Concept of data opening on demand
We have concluded that data must be opened in a demand driven way and the data with highest demand must be opened first. But the problem is that we do not fully know what the demand is. From other side a potential data user does not know what data are available. This is a closed circle. While we were thinking about that, we realized also, that nobody in our country knows in detail what data we have. In fact, we do not have fine grained details of existing data at the level of individual data fields. We only know abstract dataset titles and descriptions.

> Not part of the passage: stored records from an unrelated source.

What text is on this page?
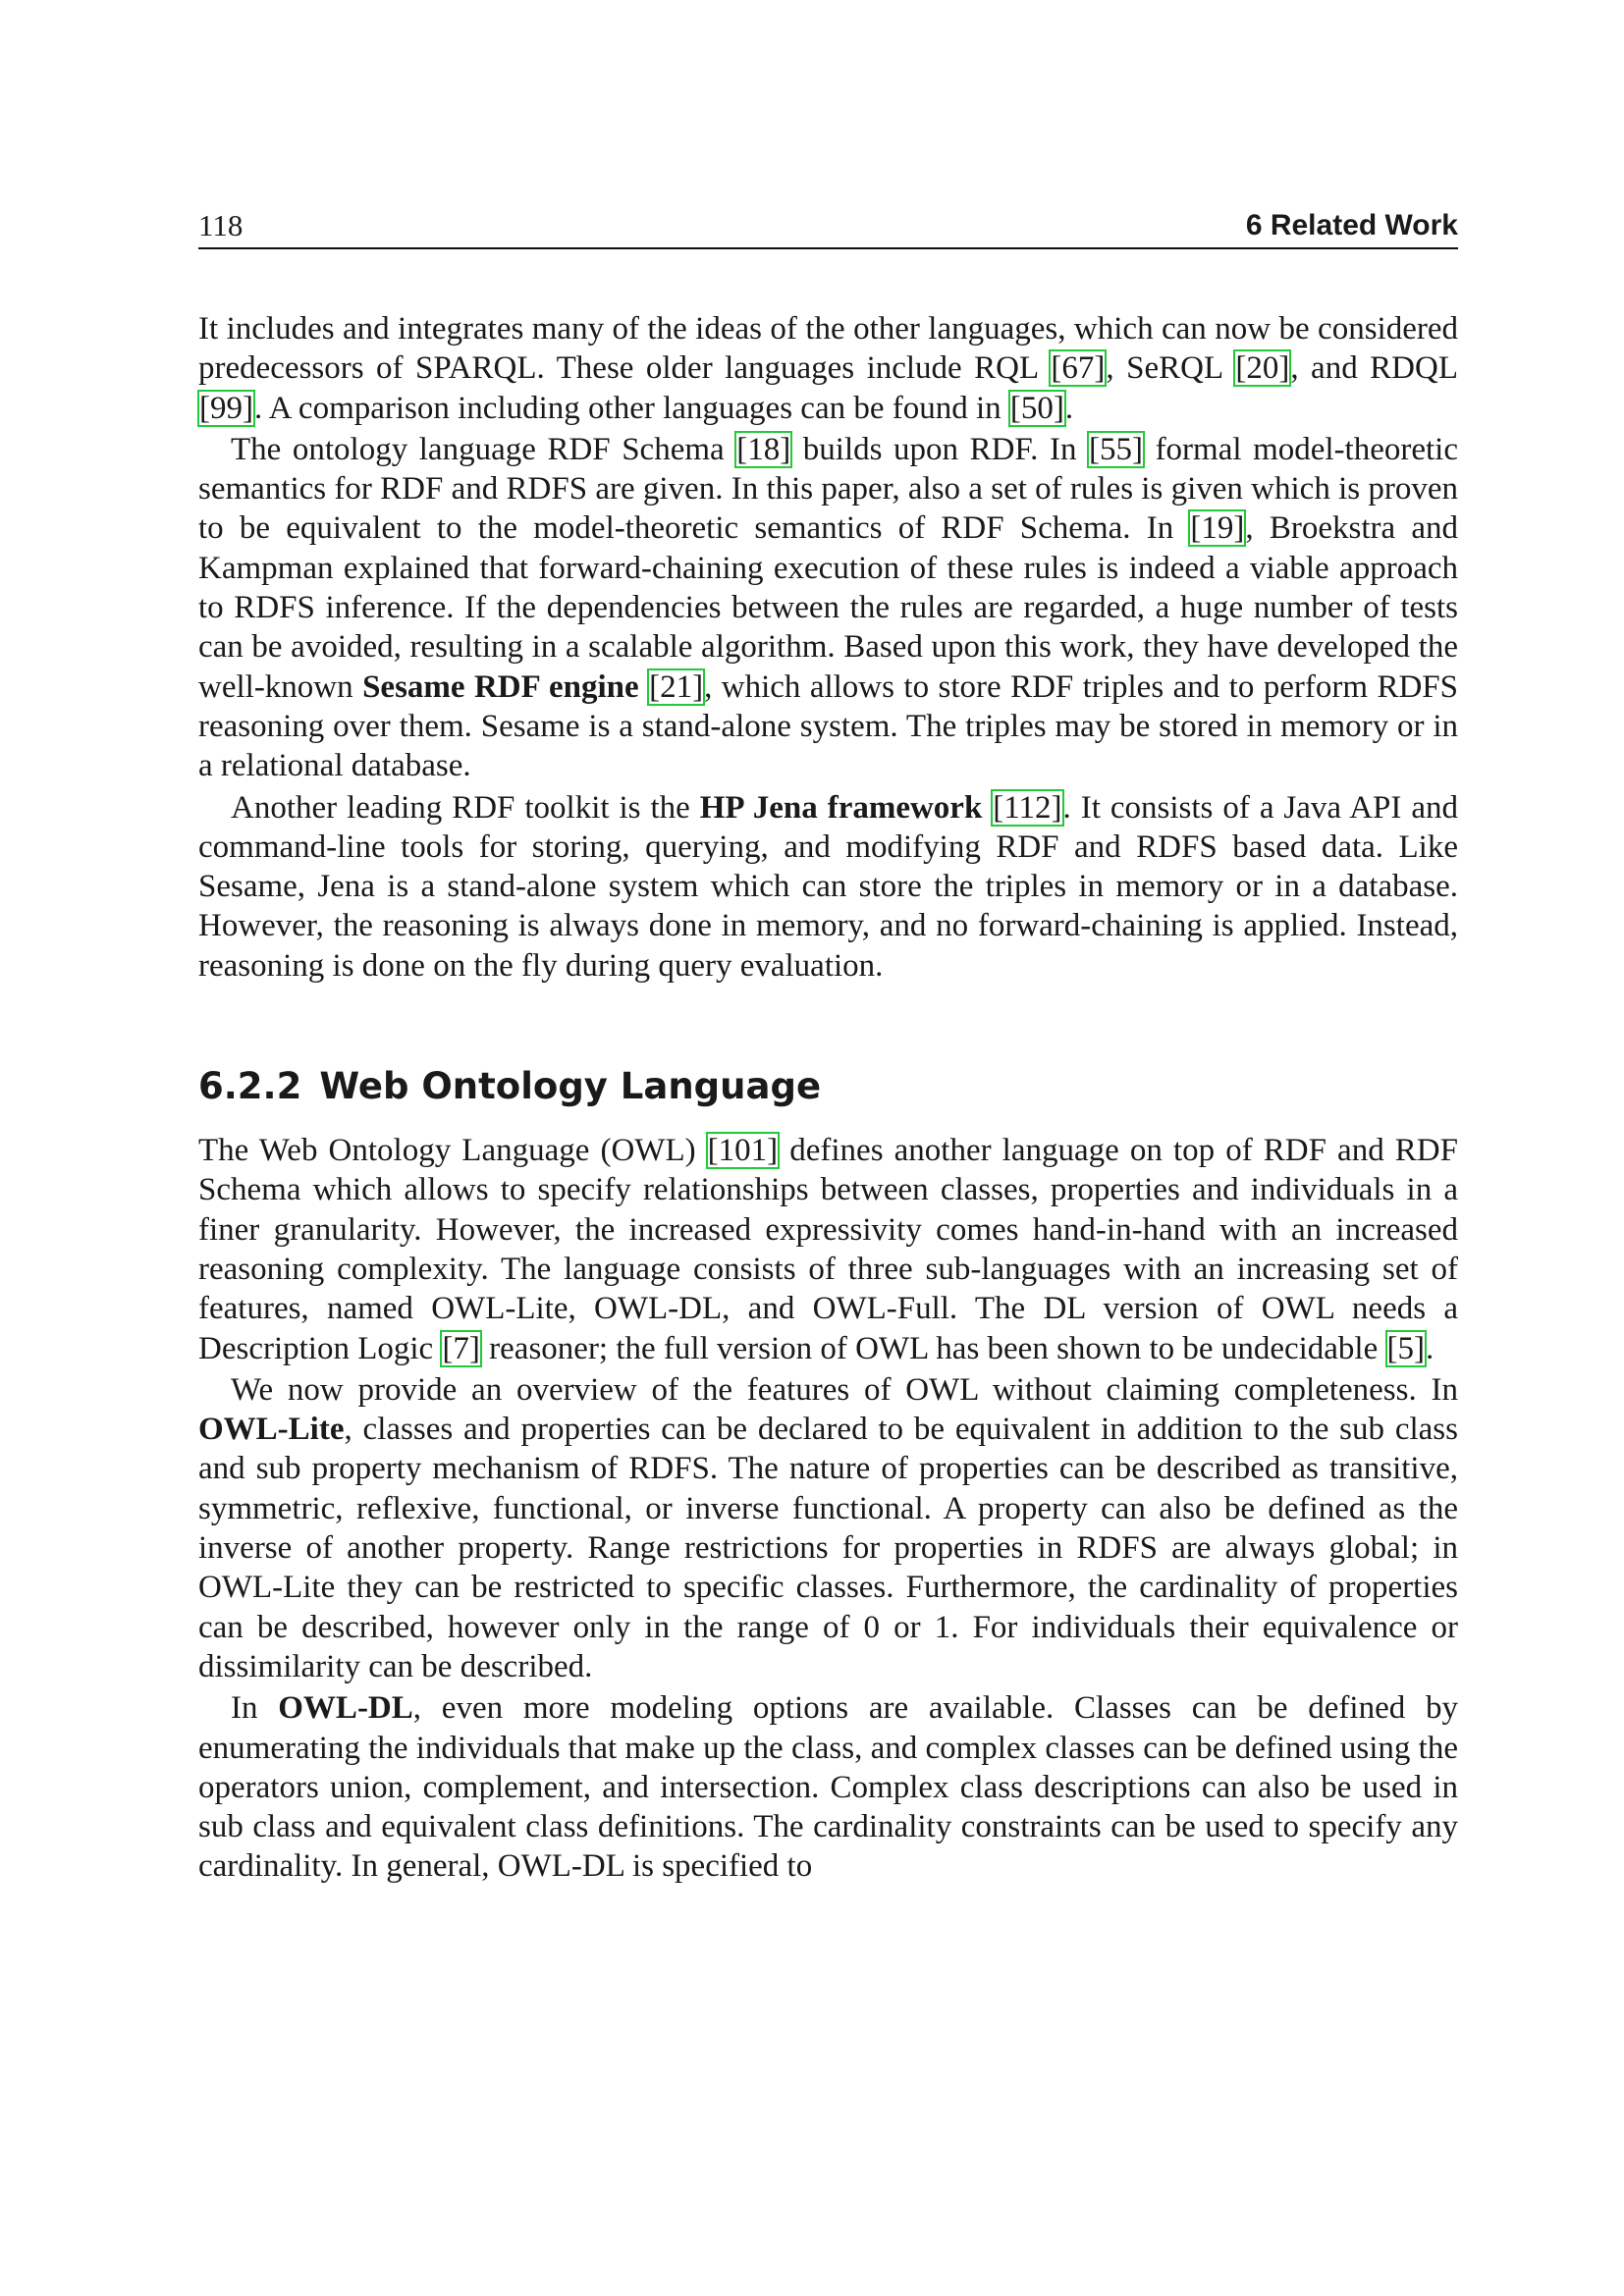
118	6 Related Work

It includes and integrates many of the ideas of the other languages, which can now be considered predecessors of SPARQL. These older languages include RQL [67], SeRQL [20], and RDQL [99]. A comparison including other languages can be found in [50].

The ontology language RDF Schema [18] builds upon RDF. In [55] formal model-theoretic semantics for RDF and RDFS are given. In this paper, also a set of rules is given which is proven to be equivalent to the model-theoretic semantics of RDF Schema. In [19], Broekstra and Kampman explained that forward-chaining execution of these rules is indeed a viable approach to RDFS inference. If the dependencies between the rules are regarded, a huge number of tests can be avoided, resulting in a scalable algorithm. Based upon this work, they have developed the well-known Sesame RDF engine [21], which allows to store RDF triples and to perform RDFS reasoning over them. Sesame is a stand-alone system. The triples may be stored in memory or in a relational database.

Another leading RDF toolkit is the HP Jena framework [112]. It consists of a Java API and command-line tools for storing, querying, and modifying RDF and RDFS based data. Like Sesame, Jena is a stand-alone system which can store the triples in memory or in a database. However, the reasoning is always done in memory, and no forward-chaining is applied. Instead, reasoning is done on the fly during query evaluation.

6.2.2 Web Ontology Language

The Web Ontology Language (OWL) [101] defines another language on top of RDF and RDF Schema which allows to specify relationships between classes, properties and individuals in a finer granularity. However, the increased expressivity comes hand-in-hand with an increased reasoning complexity. The language consists of three sub-languages with an increasing set of features, named OWL-Lite, OWL-DL, and OWL-Full. The DL version of OWL needs a Description Logic [7] reasoner; the full version of OWL has been shown to be undecidable [5].

We now provide an overview of the features of OWL without claiming completeness. In OWL-Lite, classes and properties can be declared to be equivalent in addition to the sub class and sub property mechanism of RDFS. The nature of properties can be described as transitive, symmetric, reflexive, functional, or inverse functional. A property can also be defined as the inverse of another property. Range restrictions for properties in RDFS are always global; in OWL-Lite they can be restricted to specific classes. Furthermore, the cardinality of properties can be described, however only in the range of 0 or 1. For individuals their equivalence or dissimilarity can be described.

In OWL-DL, even more modeling options are available. Classes can be defined by enumerating the individuals that make up the class, and complex classes can be defined using the operators union, complement, and intersection. Complex class descriptions can also be used in sub class and equivalent class definitions. The cardinality constraints can be used to specify any cardinality. In general, OWL-DL is specified to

To escape this closed circle of ignorance a decision has been made to start with a full and detailed inventory of existing data and share the results with potential data users to get early feedback and only then proceed with opening the data. In this case, primary data source must be ready for quick automotive transformation to open set. Consequently, a full and detailed inventory of existing data sources must be done first, and the next – IT solutions must be in place:
• a common set of tools used to automate process of opening the data from primary data sources into a service designed for data publishing,
• a data publishing service to access the data in bulk or as individual data objects, in various data formats via flexible and unified API for all data from all data providers.
Today we already developed and test following tools for institutions to use:
• a tool to automate process of full and detailed data inventory using standardized, human and machine-readable data inventory tables, containing all the metadata needed to automate the whole process of opening the data.

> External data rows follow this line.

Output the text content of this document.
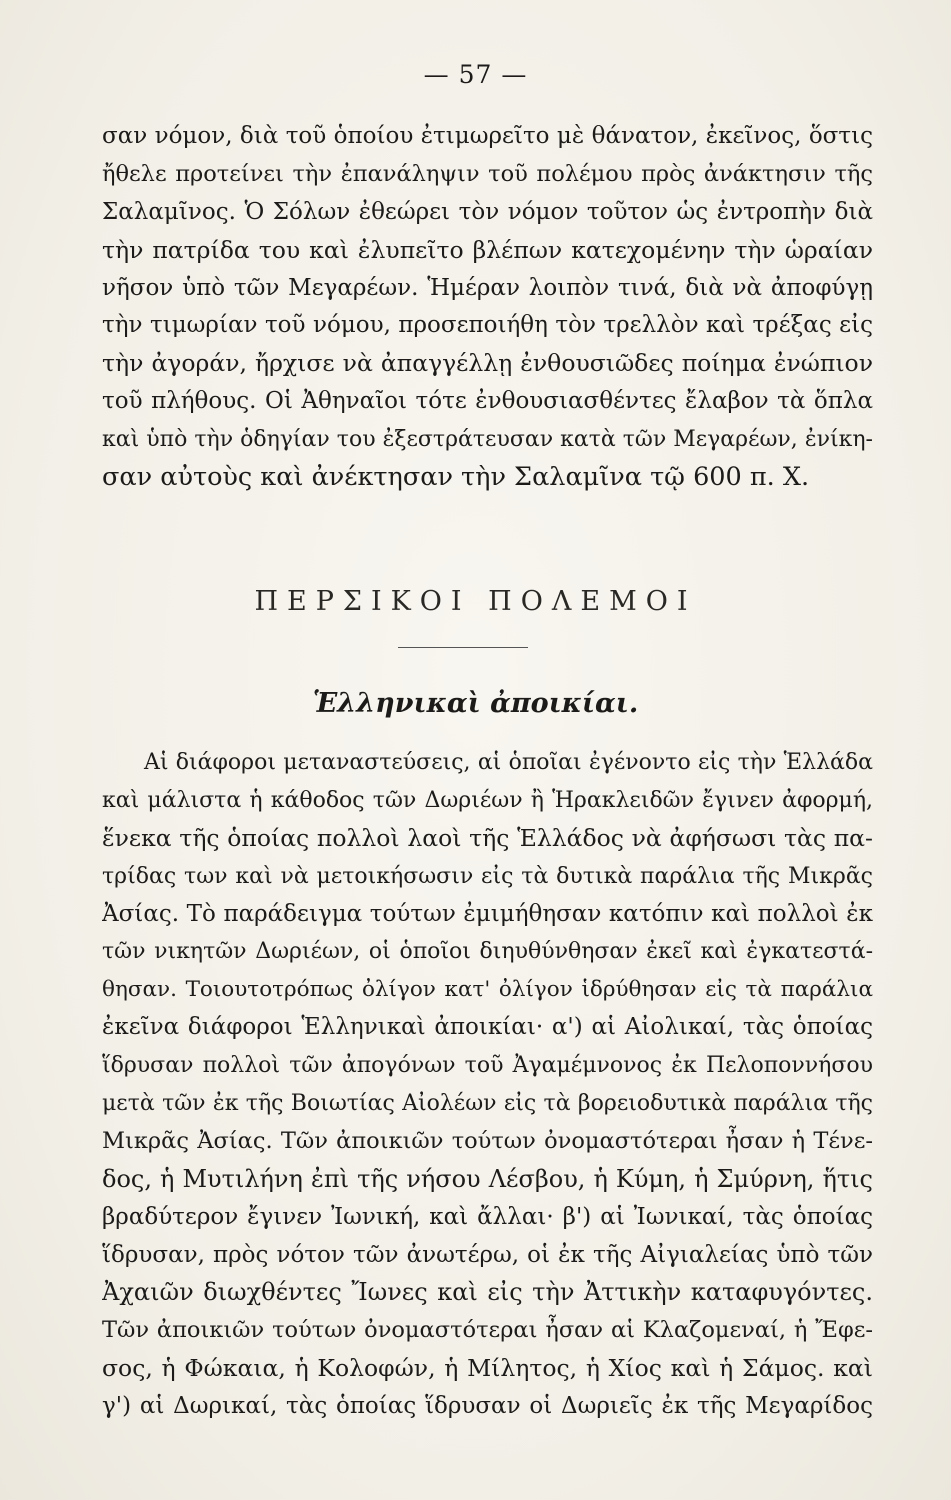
— 57 —
σαν νόμον, διὰ τοῦ ὁποίου ἐτιμωρεῖτο μὲ θάνατον, ἐκεῖνος, ὅστις
ἤθελε προτείνει τὴν ἐπανάληψιν τοῦ πολέμου πρὸς ἀνάκτησιν τῆς
Σαλαμῖνος. Ὁ Σόλων ἐθεώρει τὸν νόμον τοῦτον ὡς ἐντροπὴν διὰ
τὴν πατρίδα του καὶ ἐλυπεῖτο βλέπων κατεχομένην τὴν ὡραίαν
νῆσον ὑπὸ τῶν Μεγαρέων. Ἡμέραν λοιπὸν τινά, διὰ νὰ ἀποφύγῃ
τὴν τιμωρίαν τοῦ νόμου, προσεποιήθη τὸν τρελλὸν καὶ τρέξας εἰς
τὴν ἀγοράν, ἤρχισε νὰ ἀπαγγέλλῃ ἐνθουσιῶδες ποίημα ἐνώπιον
τοῦ πλήθους. Οἱ Ἀθηναῖοι τότε ἐνθουσιασθέντες ἔλαβον τὰ ὅπλα
καὶ ὑπὸ τὴν ὁδηγίαν του ἐξεστράτευσαν κατὰ τῶν Μεγαρέων, ἐνίκη-
σαν αὐτοὺς καὶ ἀνέκτησαν τὴν Σαλαμῖνα τῷ 600 π. Χ.
ΠΕΡΣΙΚΟΙ ΠΟΛΕΜΟΙ
Ἑλληνικαὶ ἀποικίαι.
Αἱ διάφοροι μεταναστεύσεις, αἱ ὁποῖαι ἐγένοντο εἰς τὴν Ἑλλάδα
καὶ μάλιστα ἡ κάθοδος τῶν Δωριέων ἢ Ἡρακλειδῶν ἔγινεν ἀφορμή,
ἕνεκα τῆς ὁποίας πολλοὶ λαοὶ τῆς Ἑλλάδος νὰ ἀφήσωσι τὰς πα-
τρίδας των καὶ νὰ μετοικήσωσιν εἰς τὰ δυτικὰ παράλια τῆς Μικρᾶς
Ἀσίας. Τὸ παράδειγμα τούτων ἐμιμήθησαν κατόπιν καὶ πολλοὶ ἐκ
τῶν νικητῶν Δωριέων, οἱ ὁποῖοι διηυθύνθησαν ἐκεῖ καὶ ἐγκατεστά-
θησαν. Τοιουτοτρόπως ὀλίγον κατ' ὀλίγον ἱδρύθησαν εἰς τὰ παράλια
ἐκεῖνα διάφοροι Ἑλληνικαὶ ἀποικίαι· α') αἱ Αἰολικαί, τὰς ὁποίας
ἵδρυσαν πολλοὶ τῶν ἀπογόνων τοῦ Ἀγαμέμνονος ἐκ Πελοποννήσου
μετὰ τῶν ἐκ τῆς Βοιωτίας Αἰολέων εἰς τὰ βορειοδυτικὰ παράλια τῆς
Μικρᾶς Ἀσίας. Τῶν ἀποικιῶν τούτων ὀνομαστότεραι ἦσαν ἡ Τένε-
δος, ἡ Μυτιλήνη ἐπὶ τῆς νήσου Λέσβου, ἡ Κύμη, ἡ Σμύρνη, ἥτις
βραδύτερον ἔγινεν Ἰωνική, καὶ ἄλλαι· β') αἱ Ἰωνικαί, τὰς ὁποίας
ἵδρυσαν, πρὸς νότον τῶν ἀνωτέρω, οἱ ἐκ τῆς Αἰγιαλείας ὑπὸ τῶν
Ἀχαιῶν διωχθέντες Ἴωνες καὶ εἰς τὴν Ἀττικὴν καταφυγόντες.
Τῶν ἀποικιῶν τούτων ὀνομαστότεραι ἦσαν αἱ Κλαζομεναί, ἡ Ἔφε-
σος, ἡ Φώκαια, ἡ Κολοφών, ἡ Μίλητος, ἡ Χίος καὶ ἡ Σάμος. καὶ
γ') αἱ Δωρικαί, τὰς ὁποίας ἵδρυσαν οἱ Δωριεῖς ἐκ τῆς Μεγαρίδος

• a tool to detect personal data recognition and indexing to the inventory table.
• an automated data extraction tool, that can read metadata from inventory tables and transfer data from primary data sources to a data publishing service.
Benefits of the solution:
• metadata available in the inventory tables can be used to update DCAT metadata in a data catalog or to build a data publishing service that can accept data described in inventory tables and provide an API for data publishing in various formats.

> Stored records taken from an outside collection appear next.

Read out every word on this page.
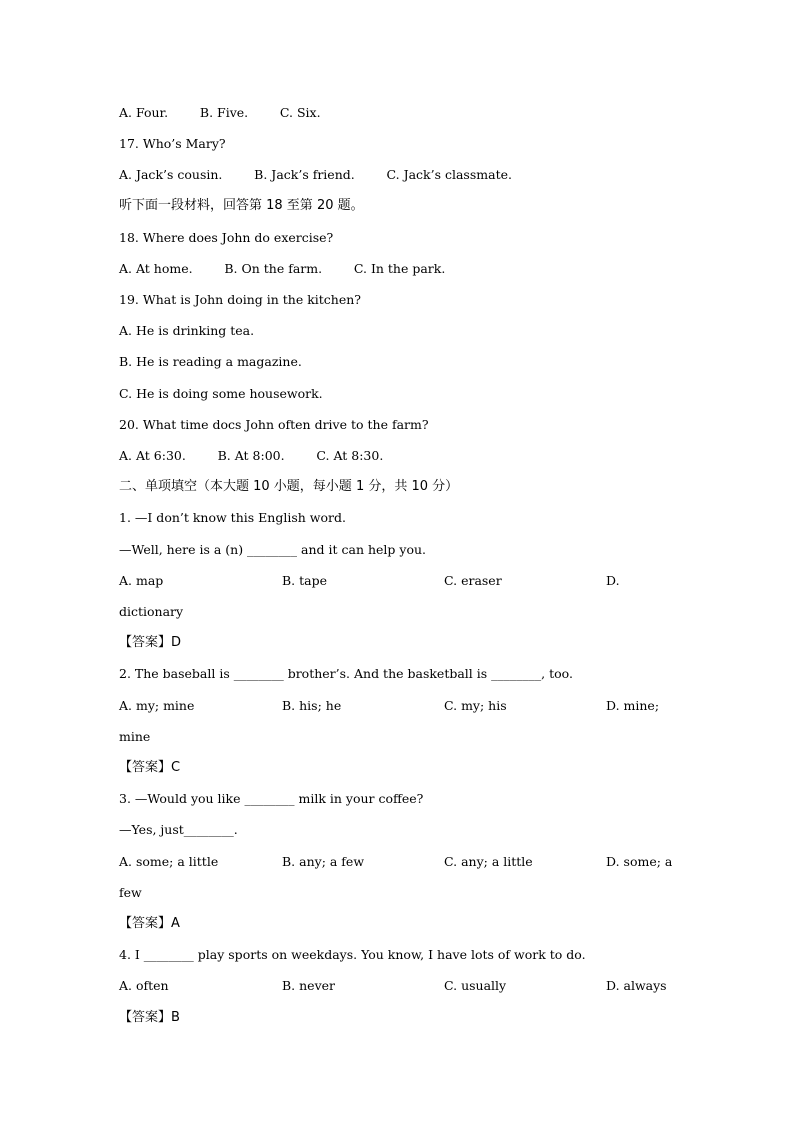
A. Four.        B. Five.        C. Six.
17. Who’s Mary?
A. Jack’s cousin.        B. Jack’s friend.        C. Jack’s classmate.
听下面一段材料，回答第 18 至第 20 题。
18. Where does John do exercise?
A. At home.        B. On the farm.        C. In the park.
19. What is John doing in the kitchen?
A. He is drinking tea.
B. He is reading a magazine.
C. He is doing some housework.
20. What time docs John often drive to the farm?
A. At 6:30.        B. At 8:00.        C. At 8:30.
二、单项填空（本大题 10 小题，每小题 1 分，共 10 分）
1. —I don’t know this English word.
—Well, here is a (n) ________ and it can help you.
A. map	B. tape	C. eraser	D.
dictionary
【答案】D
2. The baseball is ________ brother’s. And the basketball is ________, too.
A. my; mine	B. his; he	C. my; his	D. mine;
mine
【答案】C
3. —Would you like ________ milk in your coffee?
—Yes, just________.
A. some; a little	B. any; a few	C. any; a little	D. some; a
few
【答案】A
4. I ________ play sports on weekdays. You know, I have lots of work to do.
A. often	B. never	C. usually	D. always
【答案】B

• data inventory tables can be attached to datasets in open data catalogue to give data users a detailed information about the data in detail about all data fields, their types, relations and descriptions;
• data users having such inventory tables, can ask very specific questions about missing data fields or insufficient data maturity level, this way communication between data users and providers becomes much more efficient and precise.
As a side effect of a such detailed data inventory, we expect to have a comprehensive detailed metadata about existing data sources in Lithuania.